Direct naar content gaan

Samenvatting

In het Unierecht is het algemene beginsel neergelegd dat justitiabelen zich in geval van fraude of misbruik niet kunnen beroepen op het Unierecht. Dit beginsel geldt ook in het recht inzake de btw, dat middels de Btw-richtlijn grotendeels is geharmoniseerd.

De nationale autoriteiten en rechterlijke instanties moeten derhalve de in de Btw-richtlijn vastgestelde rechten op aftrek, vrijstelling of teruggaaf van btw weigeren wanneer daarop aanspraak wordt gemaakt door middel van fraude of misbruik. Thans rijst de vraag of dit ook geldt voor het gebruik van een kleineondernemersregeling, waarin de lidstaten krachtens artikel 287 Btw-richtlijn kunnen (maar niet moeten) voorzien.

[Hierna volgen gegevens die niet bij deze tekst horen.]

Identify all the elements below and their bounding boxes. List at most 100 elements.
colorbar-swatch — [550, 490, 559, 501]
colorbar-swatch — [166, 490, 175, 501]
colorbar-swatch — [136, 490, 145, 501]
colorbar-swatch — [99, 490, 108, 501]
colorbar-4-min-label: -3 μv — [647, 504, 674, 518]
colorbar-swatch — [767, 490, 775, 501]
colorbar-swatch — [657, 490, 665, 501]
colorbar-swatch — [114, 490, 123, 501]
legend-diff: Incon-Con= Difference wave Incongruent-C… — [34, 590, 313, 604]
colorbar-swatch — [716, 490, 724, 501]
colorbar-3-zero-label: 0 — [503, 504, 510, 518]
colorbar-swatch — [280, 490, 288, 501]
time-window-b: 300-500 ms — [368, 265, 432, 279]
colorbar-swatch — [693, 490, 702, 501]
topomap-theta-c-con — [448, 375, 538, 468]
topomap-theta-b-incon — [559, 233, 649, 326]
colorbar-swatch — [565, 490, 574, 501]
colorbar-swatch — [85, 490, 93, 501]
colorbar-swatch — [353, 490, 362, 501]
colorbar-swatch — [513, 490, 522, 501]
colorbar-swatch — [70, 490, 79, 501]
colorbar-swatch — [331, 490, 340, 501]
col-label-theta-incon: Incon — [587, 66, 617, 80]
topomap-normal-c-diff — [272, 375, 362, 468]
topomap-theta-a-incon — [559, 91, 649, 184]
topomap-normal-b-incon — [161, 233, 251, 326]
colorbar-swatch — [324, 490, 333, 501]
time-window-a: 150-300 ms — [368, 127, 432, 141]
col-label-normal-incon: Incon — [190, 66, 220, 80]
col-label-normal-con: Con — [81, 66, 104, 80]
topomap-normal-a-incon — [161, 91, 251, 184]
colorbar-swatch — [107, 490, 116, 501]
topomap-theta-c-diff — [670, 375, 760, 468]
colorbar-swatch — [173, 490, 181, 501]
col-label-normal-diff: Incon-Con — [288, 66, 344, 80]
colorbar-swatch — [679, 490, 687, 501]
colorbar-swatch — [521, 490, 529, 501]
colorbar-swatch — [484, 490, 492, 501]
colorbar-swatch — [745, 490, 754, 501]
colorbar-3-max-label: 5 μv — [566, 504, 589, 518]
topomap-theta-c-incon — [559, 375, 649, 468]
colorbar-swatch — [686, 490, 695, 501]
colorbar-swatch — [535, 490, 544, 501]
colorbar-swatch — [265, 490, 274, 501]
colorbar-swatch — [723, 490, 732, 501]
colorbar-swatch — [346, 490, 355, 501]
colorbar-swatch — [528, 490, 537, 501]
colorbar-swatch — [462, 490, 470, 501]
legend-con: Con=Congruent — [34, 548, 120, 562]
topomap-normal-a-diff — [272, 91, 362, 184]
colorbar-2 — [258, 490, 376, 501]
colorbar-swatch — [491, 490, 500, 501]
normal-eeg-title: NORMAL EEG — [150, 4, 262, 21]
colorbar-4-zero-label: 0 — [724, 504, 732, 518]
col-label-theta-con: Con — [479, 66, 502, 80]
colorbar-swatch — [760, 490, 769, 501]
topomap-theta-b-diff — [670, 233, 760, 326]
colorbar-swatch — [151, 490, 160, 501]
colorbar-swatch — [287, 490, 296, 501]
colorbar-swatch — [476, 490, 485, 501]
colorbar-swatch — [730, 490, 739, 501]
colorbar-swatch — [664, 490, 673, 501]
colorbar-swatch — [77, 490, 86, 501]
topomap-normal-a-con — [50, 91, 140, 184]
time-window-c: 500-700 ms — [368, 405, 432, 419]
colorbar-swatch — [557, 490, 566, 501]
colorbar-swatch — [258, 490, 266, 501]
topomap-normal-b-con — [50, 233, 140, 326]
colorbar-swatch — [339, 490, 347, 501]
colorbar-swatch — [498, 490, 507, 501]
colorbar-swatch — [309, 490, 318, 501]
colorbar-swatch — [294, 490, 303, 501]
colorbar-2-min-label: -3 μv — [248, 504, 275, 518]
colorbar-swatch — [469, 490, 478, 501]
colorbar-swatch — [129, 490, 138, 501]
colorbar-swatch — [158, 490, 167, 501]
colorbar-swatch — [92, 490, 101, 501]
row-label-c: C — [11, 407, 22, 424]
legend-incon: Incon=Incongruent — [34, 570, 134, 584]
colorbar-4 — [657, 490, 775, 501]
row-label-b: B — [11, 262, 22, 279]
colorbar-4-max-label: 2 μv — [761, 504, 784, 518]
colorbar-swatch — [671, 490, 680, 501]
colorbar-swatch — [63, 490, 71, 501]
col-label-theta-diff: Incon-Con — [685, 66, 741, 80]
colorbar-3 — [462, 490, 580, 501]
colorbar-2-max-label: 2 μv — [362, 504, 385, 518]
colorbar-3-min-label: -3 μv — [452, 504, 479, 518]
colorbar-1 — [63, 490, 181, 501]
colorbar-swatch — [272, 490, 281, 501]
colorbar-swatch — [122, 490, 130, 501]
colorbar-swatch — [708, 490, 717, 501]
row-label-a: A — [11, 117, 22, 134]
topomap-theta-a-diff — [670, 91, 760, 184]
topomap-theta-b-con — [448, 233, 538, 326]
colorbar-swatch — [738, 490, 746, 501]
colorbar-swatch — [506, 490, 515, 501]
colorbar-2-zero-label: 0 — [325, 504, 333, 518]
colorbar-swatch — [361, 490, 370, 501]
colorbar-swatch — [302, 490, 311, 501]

In het hoofdgeding wil de Kroatische belastingdienst de vennootschap UP CAFFE d.o.o. het gebruik van de Kroatische kleineondernemersregeling weigeren wegens vermeend misbruik, hoewel het Kroatische recht geen grondslag voor een dergelijke weigering biedt. Derhalve bestaat thans de gelegenheid om de draagwijdte en de grenzen van de rechtspraak van het HvJ inzake het algemene verbod van misbruik in het btw-recht te verduidelijken.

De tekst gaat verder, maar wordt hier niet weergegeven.